Maria santissima madre di Dio

Nm 6,22-27; Sal 67 (66); Gal 4,4-7; Lc 2,16-21

Se rileggiamo Luca a partire dal versetto 15 possiamo avere un quadro esauriente della scena dei pastori alla grotta: «Appena gli angeli si furono allontanati da loro, verso il cielo, i pastori dicevano l’un l’altro: “Andiamo dunque fino a Betlemme, vediamo questo avvenimento (rēma) che il Signore ci ha fatto conoscere”». Da questa reciproca esortazione parte il cammino che essi intraprendono affrettandosi (speusantes, v. 16) e, di seguito, il resoconto della costatazione di quanto è stato loro annunziato.

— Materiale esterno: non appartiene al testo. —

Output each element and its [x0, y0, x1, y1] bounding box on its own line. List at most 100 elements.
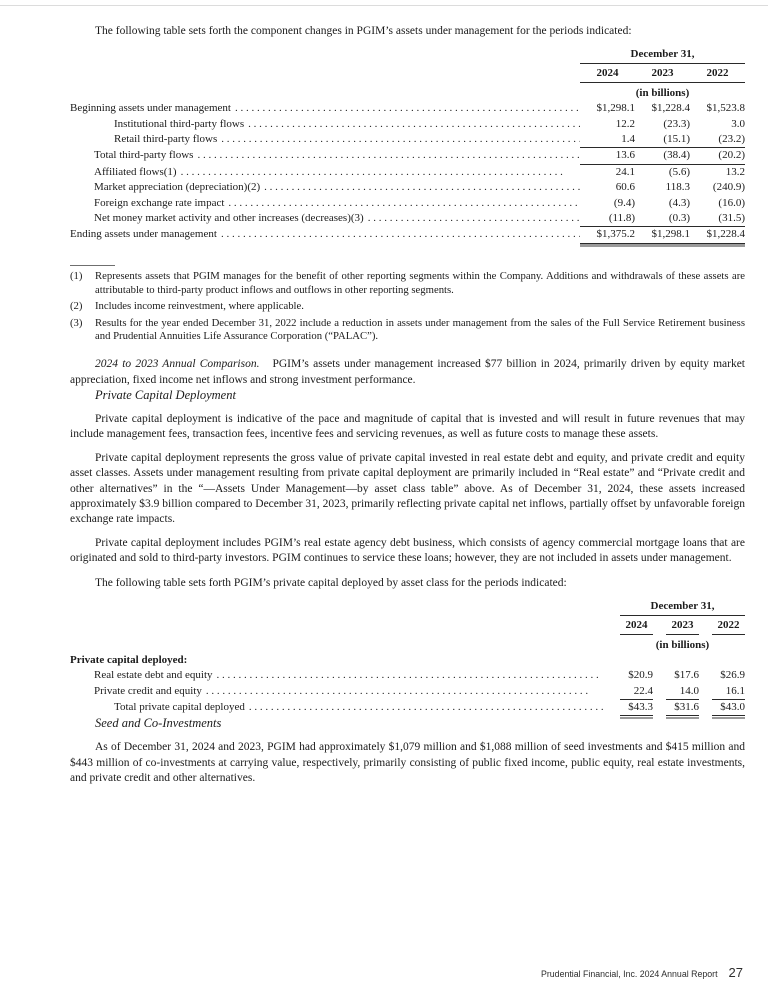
table-row: Ending assets under management$1,375.2$1… — [70, 227, 745, 248]
dot-leader — [248, 117, 580, 132]
value-cell: 16.1 — [699, 684, 745, 701]
row-label: Private credit and equity — [94, 684, 202, 697]
value: (9.4) — [613, 196, 635, 209]
value-cell: $1,523.8 — [690, 101, 746, 116]
table-row: Market appreciation (depreciation)(2) 60.… — [70, 180, 745, 195]
dot-leader — [217, 668, 607, 683]
footnote-text: Results for the year ended December 31, … — [95, 316, 745, 343]
dot-leader — [197, 148, 580, 163]
value-cell: 24.1 — [580, 165, 635, 180]
dot-leader — [368, 211, 580, 226]
value-cell: $1,375.2 — [580, 227, 635, 248]
value-cell: $26.9 — [699, 668, 745, 683]
row-label-cell: Total third-party flows — [70, 148, 580, 163]
value-cell: (240.9) — [690, 180, 745, 195]
value-cell: 60.6 — [580, 180, 635, 195]
footnote-marker: (3) — [70, 316, 83, 329]
value-cell: (9.4) — [580, 196, 635, 211]
row-label: Foreign exchange rate impact — [94, 196, 225, 209]
table-row: Retail third-party flows 1.4(15.1)(23.2) — [70, 132, 745, 149]
row-label-cell: Foreign exchange rate impact — [70, 196, 580, 211]
value-cell: (23.2) — [690, 132, 745, 149]
table-units-row: (in billions) — [70, 635, 745, 653]
row-label: Real estate debt and equity — [94, 669, 213, 682]
footer-text: Prudential Financial, Inc. 2024 Annual R… — [540, 969, 718, 979]
annual-comparison-paragraph: 2024 to 2023 Annual Comparison. PGIM’s as… — [70, 357, 745, 387]
footnote-text: Includes income reinvestment, where appl… — [95, 300, 304, 313]
value: (38.4) — [635, 148, 690, 165]
row-label: Net money market activity and other incr… — [94, 212, 364, 225]
value: $43.3 — [619, 700, 653, 720]
footnote-divider — [70, 264, 115, 266]
value: (31.5) — [690, 211, 745, 228]
value: $1,523.8 — [706, 102, 746, 115]
row-label-cell: Ending assets under management — [70, 227, 580, 242]
value: (4.3) — [668, 196, 690, 209]
value: $1,228.4 — [690, 227, 745, 248]
row-label: Institutional third-party flows — [114, 117, 245, 130]
value: $1,298.1 — [596, 102, 636, 115]
table-row: Institutional third-party flows 12.2 (23.3… — [70, 117, 745, 132]
row-label: Private capital deployed: — [70, 653, 188, 666]
page-number: 27 — [728, 965, 743, 980]
table-row: Private capital deployed: — [70, 653, 745, 668]
aum-changes-table: December 31, 2024 2023 2022 (in billions… — [70, 47, 746, 248]
value-cell: $1,298.1 — [635, 227, 690, 248]
comparison-lead: 2024 to 2023 Annual Comparison. — [95, 358, 260, 371]
section-heading-private-capital: Private Capital Deployment — [95, 387, 236, 402]
value: (23.3) — [663, 117, 690, 130]
row-label-cell: Retail third-party flows — [70, 132, 580, 147]
page-footer: Prudential Financial, Inc. 2024 Annual R… — [541, 965, 743, 980]
row-label-cell: Beginning assets under management — [70, 101, 580, 116]
footnote-marker: (2) — [70, 300, 83, 313]
paragraph: Private capital deployment is indicative… — [70, 412, 745, 440]
paragraph: Private capital deployment represents th… — [70, 452, 745, 526]
value-cell: (11.8) — [580, 211, 635, 228]
value-cell: 1.4 — [580, 132, 635, 149]
dot-leader — [206, 684, 607, 699]
dot-leader — [249, 700, 607, 715]
value: 14.0 — [665, 684, 699, 701]
row-label: Total private capital deployed — [114, 701, 245, 714]
row-label-cell: Total private capital deployed — [70, 700, 607, 715]
row-label-cell: Private capital deployed: — [70, 653, 607, 668]
intro-paragraph: The following table sets forth the compo… — [95, 25, 632, 37]
value-cell: (16.0) — [690, 196, 745, 211]
row-label: Total third-party flows — [94, 149, 194, 162]
value: $20.9 — [628, 669, 653, 682]
value-cell: $43.3 — [607, 700, 653, 720]
value: 13.6 — [580, 148, 635, 165]
value-cell: $31.6 — [653, 700, 699, 720]
footnotes: (1) Represents assets that PGIM manages f… — [70, 270, 745, 345]
table-units-row: (in billions) — [70, 83, 745, 101]
value-cell: $20.9 — [607, 668, 653, 683]
value-cell: $1,298.1 — [580, 101, 636, 116]
value-cell: $43.0 — [699, 700, 746, 720]
section-heading-seed: Seed and Co-Investments — [95, 716, 222, 731]
paragraph: Private capital deployment includes PGIM… — [70, 537, 745, 565]
value: 13.2 — [725, 165, 745, 178]
row-label: Retail third-party flows — [114, 133, 218, 146]
value-cell: $17.6 — [653, 668, 699, 683]
value-cell: 22.4 — [607, 684, 653, 701]
value: $1,375.2 — [580, 227, 635, 248]
dot-leader — [228, 196, 580, 211]
year-header: 2023 — [635, 66, 690, 84]
date-header: December 31, — [580, 47, 745, 65]
table-date-header-row: December 31, — [70, 47, 745, 65]
date-header: December 31, — [619, 599, 745, 616]
value-cell — [607, 653, 653, 668]
value: (23.2) — [690, 132, 745, 149]
row-label: Beginning assets under management — [70, 102, 231, 115]
table-row: Affiliated flows(1) 24.1 (5.6) 13.2 — [70, 165, 745, 180]
value-cell: 13.2 — [690, 165, 745, 180]
dot-leader — [181, 165, 580, 180]
row-label-cell: Institutional third-party flows — [70, 117, 580, 132]
table-year-header-row: 2024 2023 2022 — [70, 64, 745, 84]
value: $17.6 — [674, 669, 699, 682]
footnote-item: (3) Results for the year ended December 3… — [70, 317, 745, 345]
footnote-marker: (1) — [70, 269, 83, 282]
value: 3.0 — [731, 117, 745, 130]
value-cell: (15.1) — [635, 132, 690, 149]
row-label-cell: Market appreciation (depreciation)(2) — [70, 180, 580, 195]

La scena è piuttosto concitata: l’impressione è che tutti parlino tutti insieme, come accade nelle vicende in cui siano coinvolti spettatori anche casuali.

Poi subentra un momento di improvvisa e imprevista quiete: Maria è concentrata ad ascoltare, custodire e far combaciare i pezzi di quello che ha appena vissuto, di quel che ora sente e vede e di quel che la memoria le richiama. Il testo parla espressamente di rēmata, ovvero «avvenimenti» e «cose dette», termine che Luca aveva già usato al v. 15 a proposito dei pastori e che corrisponde un po’ al dabar/dübarim ebraico col doppio significato di «parola» e «fatto».

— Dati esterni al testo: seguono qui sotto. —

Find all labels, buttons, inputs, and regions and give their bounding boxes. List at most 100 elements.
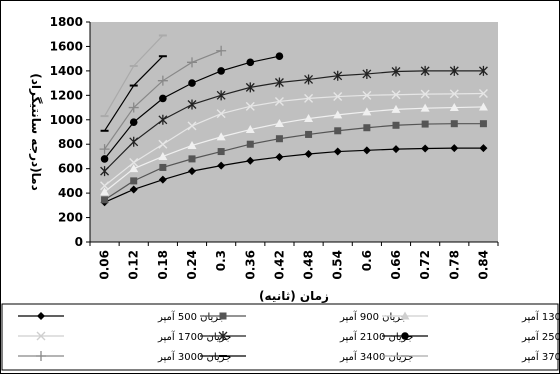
data-point	[333, 147, 342, 156]
legend-label: جریان 3400 آمپر	[339, 350, 413, 363]
x-tick-label: 0.06	[98, 250, 112, 280]
series-line	[104, 106, 484, 193]
x-tick-label: 0.84	[476, 250, 490, 280]
data-point	[333, 92, 343, 102]
y-tick-label: 1800	[50, 15, 83, 29]
x-tick-label: 0.42	[272, 250, 286, 280]
legend-marker	[218, 331, 228, 341]
data-point	[391, 90, 401, 100]
series-2	[101, 120, 487, 204]
legend-label: جریان 1700 آمپر	[157, 330, 231, 343]
data-point	[449, 65, 459, 76]
plot-area	[90, 22, 498, 242]
data-point	[129, 164, 139, 173]
data-point	[100, 187, 110, 196]
legend-item: جریان 900 آمپر	[200, 310, 407, 323]
data-point	[420, 89, 430, 99]
x-tick-label: 0.66	[389, 250, 403, 280]
data-point	[245, 82, 255, 93]
legend-item: جریان 2500 آمپر	[382, 330, 560, 343]
legend-item: جریان 500 آمپر	[18, 310, 225, 323]
legend-marker	[401, 332, 409, 340]
y-tick-label: 200	[58, 211, 83, 225]
data-point	[129, 158, 139, 168]
x-tick-label: 0.24	[185, 250, 199, 280]
data-point	[216, 90, 226, 101]
legend-label: جریان 500 آمپر	[157, 310, 225, 323]
data-point	[333, 110, 343, 119]
y-tick-label: 1000	[50, 113, 83, 127]
data-point	[449, 103, 459, 112]
y-tick-label: 400	[58, 186, 83, 200]
legend: جریان 500 آمپر جریان 900 آمپر جریان 1300 آ…	[18, 310, 560, 363]
legend-label: جریان 1300 آمپر	[521, 310, 560, 323]
data-point	[479, 144, 488, 153]
data-point	[304, 93, 314, 103]
data-point	[245, 125, 255, 134]
data-point	[100, 155, 109, 163]
series-lines	[99, 34, 488, 207]
data-point	[158, 114, 168, 125]
x-tick-label: 0.6	[360, 250, 374, 271]
data-point	[304, 150, 313, 158]
legend-label: جریان 900 آمپر	[339, 310, 407, 323]
data-point	[274, 96, 284, 106]
data-point	[333, 70, 343, 81]
legend-label: جریان 2500 آمپر	[521, 330, 560, 343]
data-point	[216, 132, 226, 141]
data-point	[275, 135, 283, 143]
data-point	[187, 121, 197, 131]
legend-item: جریان 1300 آمپر	[382, 310, 560, 323]
data-point	[217, 67, 225, 75]
data-point	[246, 140, 254, 148]
legend-item: جریان 3000 آمپر	[18, 350, 231, 363]
data-point	[362, 68, 372, 79]
series-line	[104, 123, 484, 201]
y-axis-title: دما(درجه سانتیگراد)	[29, 73, 43, 191]
data-point	[305, 130, 313, 138]
data-point	[391, 66, 401, 77]
legend-item: جریان 1700 آمپر	[18, 330, 231, 343]
x-axis-title: زمان (ثانیه)	[259, 289, 329, 303]
legend-marker	[400, 311, 410, 320]
data-point	[187, 140, 197, 149]
data-point	[129, 185, 138, 194]
legend-item: جریان 2100 آمپر	[200, 330, 413, 343]
data-point	[304, 74, 314, 85]
data-point	[392, 121, 400, 129]
data-point	[246, 156, 255, 165]
data-point	[363, 124, 371, 132]
y-tick-label: 800	[58, 137, 83, 151]
data-point	[188, 155, 196, 163]
data-point	[188, 167, 196, 176]
series-8	[100, 55, 167, 132]
x-tick-label: 0.36	[243, 250, 257, 280]
data-point	[391, 104, 401, 113]
data-point	[478, 65, 488, 76]
data-point	[274, 77, 284, 88]
data-point	[304, 114, 314, 123]
series-line	[104, 147, 484, 203]
data-point	[216, 45, 227, 56]
data-point	[275, 153, 284, 162]
data-point	[99, 144, 110, 155]
data-point	[275, 52, 284, 61]
legend-item: جریان 3400 آمپر	[200, 350, 413, 363]
data-point	[130, 177, 138, 185]
data-point	[450, 120, 458, 128]
y-axis-ticks: 0 200 400 600 800 1000 1200 1400 1600 1800	[50, 15, 90, 249]
data-point	[362, 90, 372, 100]
x-tick-label: 0.78	[447, 250, 461, 280]
x-tick-label: 0.54	[331, 250, 345, 280]
x-axis-ticks: 0.06 0.12 0.18 0.24 0.3 0.36 0.42 0.48 0.54 0.6 0.…	[89, 242, 499, 280]
data-point	[274, 118, 284, 127]
data-point	[158, 151, 168, 160]
series-5	[100, 65, 488, 177]
y-tick-label: 600	[58, 162, 83, 176]
data-point	[158, 175, 167, 184]
legend-marker	[37, 312, 45, 320]
data-point	[334, 127, 342, 135]
data-point	[217, 148, 225, 156]
data-point	[188, 79, 196, 87]
series-line	[104, 92, 484, 187]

I pastori stessi, del resto, quando ripartono lodano Dio «per tutto quello che avevano udito e visto» (epi pasin ois ēkousan ai eidon, v. 20), endiadi che corrisponde al rēmata del v 19. «Fatti e parole», «vedere e udire» danno il senso pieno della rivelazione: le parole rendono ragione dei fatti, i fatti avvalorano le parole ed è necessario confrontarsi con entrambe queste realtà. I due sostantivi e i verbi corrispondenti diventano tecnici e ricorrono anche altre volte nel Nuovo Testamento (cf. Lc 7,22 e Mt 11,4; Gv 3,32; 1Gv 1,1.3).

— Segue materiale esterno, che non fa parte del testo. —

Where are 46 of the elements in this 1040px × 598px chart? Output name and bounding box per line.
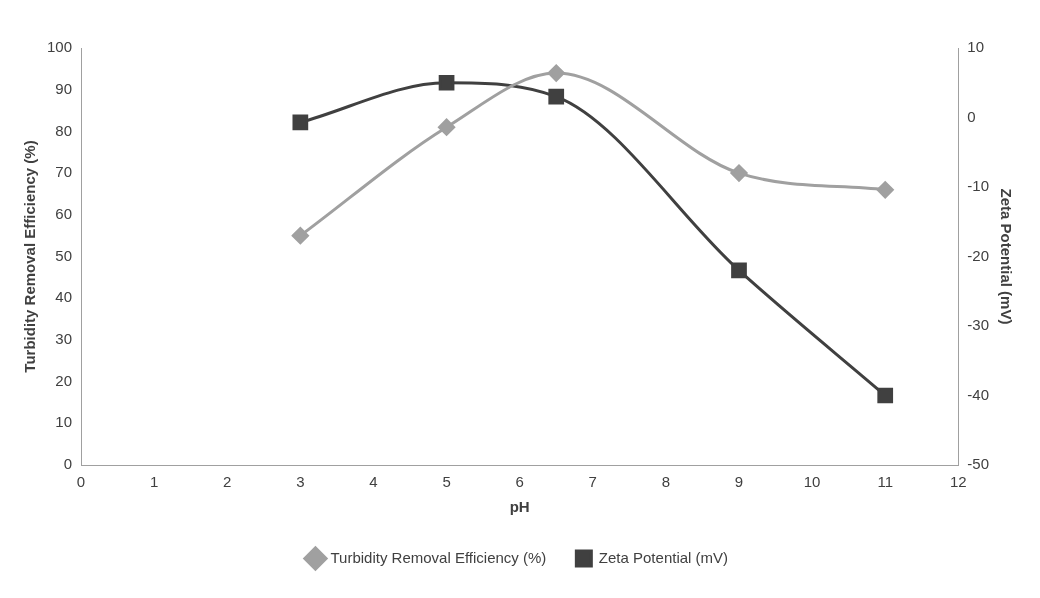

Nello stesso tempo i pastori ci mettono davanti a un intero processo di evangelizzazione: ascoltano l’annuncio dell’angelo, obbedendo vanno a vedere, trovano il segno annunciato, constatano i fatti e riferiscono quello che hanno sentito, infine tornano indietro in un clima di lode e azione di grazie che equivale a un annuncio. Il passaggio da evangelizzati a evangelizzatori passa per quella che Paolo chiamerebbe «obbedienza della fede» (Rm 1,5), ovvero un ascolto che mette in movimento l’intera esistenza.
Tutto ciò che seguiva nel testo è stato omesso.